The Typical Car Shortwave Installation before the BST-1

Yet Another Shortwave Installation before the BST-1

Through the buzz of the car computer noise and engine ignition noise, you might hear a few of the more powerful shortwave broadcast stations.

You will quickly find the $80.00 solution (not including cost of a DC supply and FM transmitter) is best taken out of the car and used at home where it works better.  

The temperature extremes in a car are usually outside the design range of a home shortwave receiver.  Also, imagine what this does to the LCD display on the radio as well as its performance.

Contrast the above approach to the BST-1. The small, aluminum cased, totally shielded BST-1 is in the trunk or otherwise mounted out of sight.  You have high quality audio directly broadcast to your FM radio with the frequency and signal level information appearing on your FM radio display.  You tune with a small key fob type controller that doesn't require you to even look at it or the FM radio to scan through channels.   The built-in digital noise blanker greatly reduces any car ignition noise.

The BST-1 is the best way to quickly enjoy shortwave radio in your car with the highest performance and best of all, you retain your original factory installed audio system with no front seat clutter, and a high SAF. 

When you want to listen to shortwave, just tune your FM radio to the BST-1's FM broadcast frequency, and you are listening to shortwave radio! 

We were so impressed with the BST-1 that we reached an agreement with the developer to license the design to Expert Technology Studios, LLC and put it into production.   

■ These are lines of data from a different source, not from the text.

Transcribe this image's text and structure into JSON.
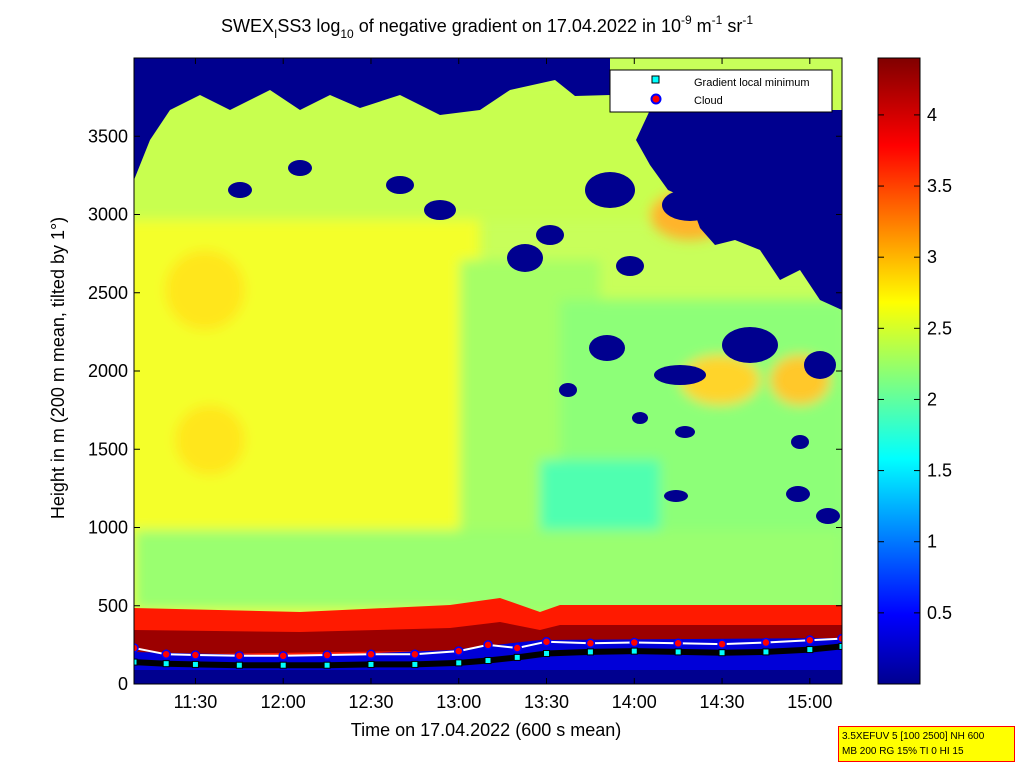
{
  "chart_data": {
    "type": "heatmap",
    "title": "SWEX_ISS3 log10 of negative gradient on 17.04.2022 in 10^-9 m^-1 sr^-1",
    "title_parts": {
      "p1": "SWEX",
      "p1_sub": "I",
      "p2": "SS3 log",
      "p2_sub": "10",
      "p3": " of negative gradient on 17.04.2022 in 10",
      "p3_sup": "-9",
      "p4": " m",
      "p4_sup": "-1",
      "p5": " sr",
      "p5_sup": "-1"
    },
    "xlabel": "Time on 17.04.2022 (600 s mean)",
    "ylabel": "Height in m (200 m mean, tilted by 1°)",
    "xlim": [
      "11:09",
      "15:11"
    ],
    "ylim": [
      0,
      4000
    ],
    "x_ticks": [
      "11:30",
      "12:00",
      "12:30",
      "13:00",
      "13:30",
      "14:00",
      "14:30",
      "15:00"
    ],
    "y_ticks": [
      0,
      500,
      1000,
      1500,
      2000,
      2500,
      3000,
      3500
    ],
    "colorbar": {
      "min": 0,
      "max": 4.4,
      "ticks": [
        "0.5",
        "1",
        "1.5",
        "2",
        "2.5",
        "3",
        "3.5",
        "4"
      ],
      "colormap": "jet"
    },
    "legend": {
      "placement": "top-right",
      "entries": [
        {
          "name": "Gradient local minimum",
          "marker": "square",
          "color": "#00ffff"
        },
        {
          "name": "Cloud",
          "marker": "circle",
          "color": "#ff0000"
        }
      ]
    },
    "series": [
      {
        "name": "Cloud",
        "x": [
          "11:09",
          "11:20",
          "11:30",
          "11:45",
          "12:00",
          "12:15",
          "12:30",
          "12:45",
          "13:00",
          "13:10",
          "13:20",
          "13:30",
          "13:45",
          "14:00",
          "14:15",
          "14:30",
          "14:45",
          "15:00",
          "15:11"
        ],
        "y": [
          230,
          190,
          185,
          180,
          180,
          185,
          190,
          190,
          210,
          250,
          230,
          270,
          260,
          265,
          260,
          255,
          265,
          280,
          290
        ]
      },
      {
        "name": "Gradient local minimum",
        "x": [
          "11:09",
          "11:20",
          "11:30",
          "11:45",
          "12:00",
          "12:15",
          "12:30",
          "12:45",
          "13:00",
          "13:10",
          "13:20",
          "13:30",
          "13:45",
          "14:00",
          "14:15",
          "14:30",
          "14:45",
          "15:00",
          "15:11"
        ],
        "y": [
          140,
          130,
          125,
          120,
          120,
          120,
          125,
          125,
          135,
          150,
          170,
          195,
          205,
          210,
          205,
          200,
          205,
          220,
          240
        ]
      }
    ]
  },
  "info_box": {
    "line1": "3.5XEFUV 5 [100 2500] NH 600",
    "line2": "MB 200 RG 15% TI 0 HI 15"
  },
  "colors": {
    "cloud_marker": "#ff0000",
    "cloud_line": "#ffffff",
    "minimum_line": "#000000",
    "minimum_marker": "#00ffff"
  }
}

Q. I won't have any vehicle noise problems with the BST-1 ?
A.  We can't guarantee every installation but the remote mounting, and built-in noise blanker, has proven to be a very good way of eliminating car noise problems.
Q: Why doesn't the BST-1 tune single side band (SSB)?

A: The BST-1 was designed for listening to broadcast shortwave stations, of which virtually all are AM.   The extra cost for SSB was deemed not compatible with the intended market for the BST-1. 

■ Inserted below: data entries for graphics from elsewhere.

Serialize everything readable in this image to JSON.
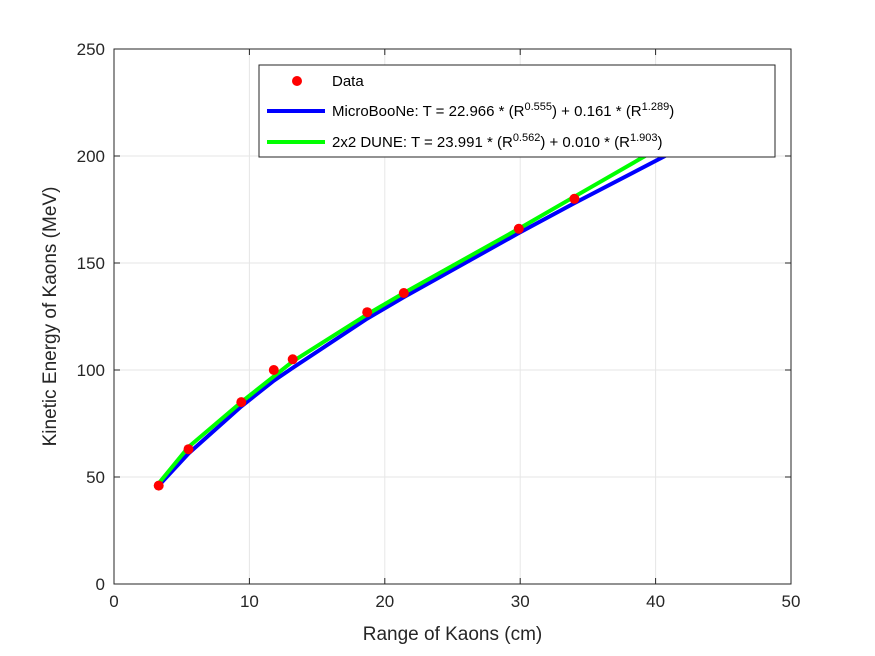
{
  "chart_data": {
    "type": "scatter",
    "title": "",
    "xlabel": "Range of Kaons (cm)",
    "ylabel": "Kinetic Energy of Kaons (MeV)",
    "xlim": [
      0,
      50
    ],
    "ylim": [
      0,
      250
    ],
    "xticks": [
      0,
      10,
      20,
      30,
      40,
      50
    ],
    "yticks": [
      0,
      50,
      100,
      150,
      200,
      250
    ],
    "grid": true,
    "legend_position": "top-right",
    "series": [
      {
        "name": "Data",
        "kind": "points",
        "color": "#ff0000",
        "x": [
          3.3,
          5.5,
          9.4,
          11.8,
          13.2,
          18.7,
          21.4,
          29.9,
          34.0
        ],
        "y": [
          46,
          63,
          85,
          100,
          105,
          127,
          136,
          166,
          180
        ]
      },
      {
        "name": "MicroBooNe",
        "kind": "line",
        "color": "#0000ff",
        "equation": {
          "lhs": "T = 22.966 * (R",
          "exp1": "0.555",
          "mid": ") + 0.161 * (R",
          "exp2": "1.289",
          "end": ")"
        },
        "coefficients": {
          "a": 22.966,
          "p": 0.555,
          "b": 0.161,
          "q": 1.289
        },
        "x": [
          3.3,
          5.5,
          9.4,
          11.8,
          13.2,
          18.7,
          21.4,
          29.9,
          34.0,
          41.0
        ],
        "y": [
          46,
          61,
          83,
          95,
          101,
          124,
          134,
          164,
          178,
          201
        ]
      },
      {
        "name": "2x2 DUNE",
        "kind": "line",
        "color": "#00ff00",
        "equation": {
          "lhs": "T = 23.991 * (R",
          "exp1": "0.562",
          "mid": ") + 0.010 * (R",
          "exp2": "1.903",
          "end": ")"
        },
        "coefficients": {
          "a": 23.991,
          "p": 0.562,
          "b": 0.01,
          "q": 1.903
        },
        "x": [
          3.3,
          5.5,
          9.4,
          11.8,
          13.2,
          18.7,
          21.4,
          29.9,
          34.0,
          39.5
        ],
        "y": [
          47,
          64,
          85,
          97,
          104,
          126,
          136,
          166,
          181,
          201
        ]
      }
    ]
  }
}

Q: Why doesn't the BST-1 decode DRM (digital radio) ?

A: This is for a similar reason as with SSB.  Plus, in mobile applications, DRM is much more critical as the signal has to be very good to avoid digital dropouts.

Q. I can buy a Sony Model CDX-GT-170S 
AM/FM/SW radio for a similar price that fits right in my dashboard.

A.  It is an excellent radio but, it won't fit in newer cars that now have integrated radio/CD/GPS/control systems.  It isn't full 1.7 to 30 MHz coverage, so you can't hear some Shortwave stations.  You also won't have the handy key fob push button scan feature.

Q. Can I use the BST-1 at home ?

 A. Yes,  a low cost 12 VDC wall mounted transformer type power supply (readily available on E-Bay) will power the BST-1.  Listen to it with a bedside FM radio and tune with the key fob.   Locate the BST-1 anywhere away from noise sources (TVs, computers, etc)  and use a short length of RCA connector audio cable as the antenna. 

Q. Can I use the BST-1 in a truck ?

A.  It works in any vehicle with 12 V power outlet that has a means of mounting a small whip antenna.  

Q. Will a magnetic mount whip antennas work ?     

A. Yes and No, depending upon the interference generated by your vehicle's electronic components.  Without the direct connection of the coax cable to a metal surface of the vehicle at the base of the external "whip", as provided by the trunk lid antenna, some interference will occur on some channels from various computer systems in the vehicle.  The magnetic mount will not, as its metal base is insulated from the vehicle by the vehicle's paint and the very low capacitance isn't very effective in the HF range.   

Note: external mag mount or trunk lid antennas are provided with UHF or BNC connectors and have long coax cables (15 to 20 feet).  If you use your own antenna, it is recommended that the cable be shortened to only the length needed to reach the BST-1 mounting location (so as to reduce loss due to the cable capacitance) and of course, the connector must be replaced with a commonly available RCA male plug.  The trunk lid antenna recommended for use with the BST-1 comes complete with the proper RCA connector.